Chez un exilé, chez un immigré il y a l’identité d’avant et celle d’après. Quel impact sur la personne ?
On a une identité double, mais cette identité est fugitive. Au Maroc je suis « un résident travaillant à l’étranger », donc pas considéré comme vraiment… Marocain. Toute sa vie un immigré essaie de gagner la reconnaissance du pays d’origine et du pays d’accueil, sans avoir sa place ni ici ni là-bas.


Dans votre vidéo vous évoquez l’affaire Ben Barka à propos de laquelle vous questionnez le rôle de l’artiste. Qu’est-ce qui doit le déterminer ?
L’enlèvement de Ben Barka en plein Paris alors qu’il synthétisait l’espoir d’un Maroc démocratique et progressiste est un événement essentiel dans l’histoire de mon pays et dans celle de la France. Ben Barka, Paris et Rabat ont voulu l’effacer des mémoires… même son corps n’a pas été retrouvé. Je m’interroge sur l’évolution du monde si des Kennedy, Sankara, Lumumba, Cabral et tant d’autres n’avaient pas été assassinés ? En Afrique, dans les pays arabes on a perdu tant d’hommes de valeurs sans que les peuple aient pu décider de quoi que ce soit. La poésie et la démocratie voilà ce qui nous reste face à la violence du monde, face à l’exploitation, face à un horizon de guerre.


Avec « A travers la lune » vous rappelez une hallucination collective plaidant pour le retour au Maroc de Mohamed V en exil. Cette hallucination fruit d’une manipulation se justifiait-elle ?
Dès qu’il y a tricherie – même au nom de bonnes intentions – c’est dangereux.

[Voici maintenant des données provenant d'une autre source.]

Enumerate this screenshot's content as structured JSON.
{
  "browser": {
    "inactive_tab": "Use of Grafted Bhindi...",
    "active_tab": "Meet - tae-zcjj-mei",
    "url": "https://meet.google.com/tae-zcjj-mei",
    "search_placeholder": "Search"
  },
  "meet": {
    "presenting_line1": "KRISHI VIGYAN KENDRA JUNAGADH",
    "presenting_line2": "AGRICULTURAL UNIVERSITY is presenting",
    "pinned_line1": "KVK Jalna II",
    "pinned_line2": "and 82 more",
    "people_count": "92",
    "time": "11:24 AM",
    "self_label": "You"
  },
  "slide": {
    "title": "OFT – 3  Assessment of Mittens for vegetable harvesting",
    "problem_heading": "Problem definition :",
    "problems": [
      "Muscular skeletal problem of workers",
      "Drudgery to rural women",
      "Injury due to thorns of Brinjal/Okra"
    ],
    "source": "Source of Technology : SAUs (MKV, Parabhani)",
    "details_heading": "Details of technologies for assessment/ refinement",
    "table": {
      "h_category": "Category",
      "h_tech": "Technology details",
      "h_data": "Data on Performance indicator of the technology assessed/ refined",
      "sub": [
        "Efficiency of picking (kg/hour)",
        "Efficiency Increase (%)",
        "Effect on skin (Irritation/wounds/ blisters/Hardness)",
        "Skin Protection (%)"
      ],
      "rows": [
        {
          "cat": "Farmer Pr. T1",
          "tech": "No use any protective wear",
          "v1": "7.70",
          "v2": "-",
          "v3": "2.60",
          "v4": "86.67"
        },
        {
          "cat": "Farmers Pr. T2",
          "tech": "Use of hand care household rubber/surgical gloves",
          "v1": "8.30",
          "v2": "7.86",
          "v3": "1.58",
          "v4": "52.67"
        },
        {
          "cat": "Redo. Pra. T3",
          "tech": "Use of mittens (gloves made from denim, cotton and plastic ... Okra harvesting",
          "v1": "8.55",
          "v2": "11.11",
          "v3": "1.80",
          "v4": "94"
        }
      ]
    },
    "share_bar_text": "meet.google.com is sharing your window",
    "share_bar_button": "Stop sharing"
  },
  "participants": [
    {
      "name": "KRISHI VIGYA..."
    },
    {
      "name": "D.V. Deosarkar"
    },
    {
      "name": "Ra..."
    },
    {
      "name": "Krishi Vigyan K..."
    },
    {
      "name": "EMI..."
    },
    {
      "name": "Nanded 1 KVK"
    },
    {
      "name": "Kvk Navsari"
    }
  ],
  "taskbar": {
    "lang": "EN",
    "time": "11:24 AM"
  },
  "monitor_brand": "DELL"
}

En l’occurrence les partisans du roi ont joué sur la crédulité des Marocains et cette tromperie les a divisés, car elle a abouti à mettre le roi, Mohamed V, sur un piédestal à l’égal d’un dieu.


Echo de « L’enfant sauvage » de Truffaut la vidéo, « The beautiful langage », n’est-elle pas une dénonciation de l’apprentissage forcé de la « civilisation » par le dominant ?
Quand le colon est arrivé quelque part, il a édicté : cette terre est mienne et le langage est devenu un instrument de sa domination. Avec Lévi-Strauss on peut se demander : qui est le sauvage ? Par rapport à qui ? A quoi ? Pour moi, je suis toujours fasciné par les cultures que je ne connais pas. Certes, le langage a aussi un côté libérateur… à l’instar des nouvelles technologies et des data, tout dépend de ce qu’on en fait.


Pourquoi le choix de la vidéo présentement ?
Suivant mon sujet la vidéo s’impose automatiquement. La vidéo, art de notre temps, est un média fragile qui permet de partager un moment avec le visiteur. La vidéo est force et fragilité. La peinture, que je défens, est plus solide et généreuse.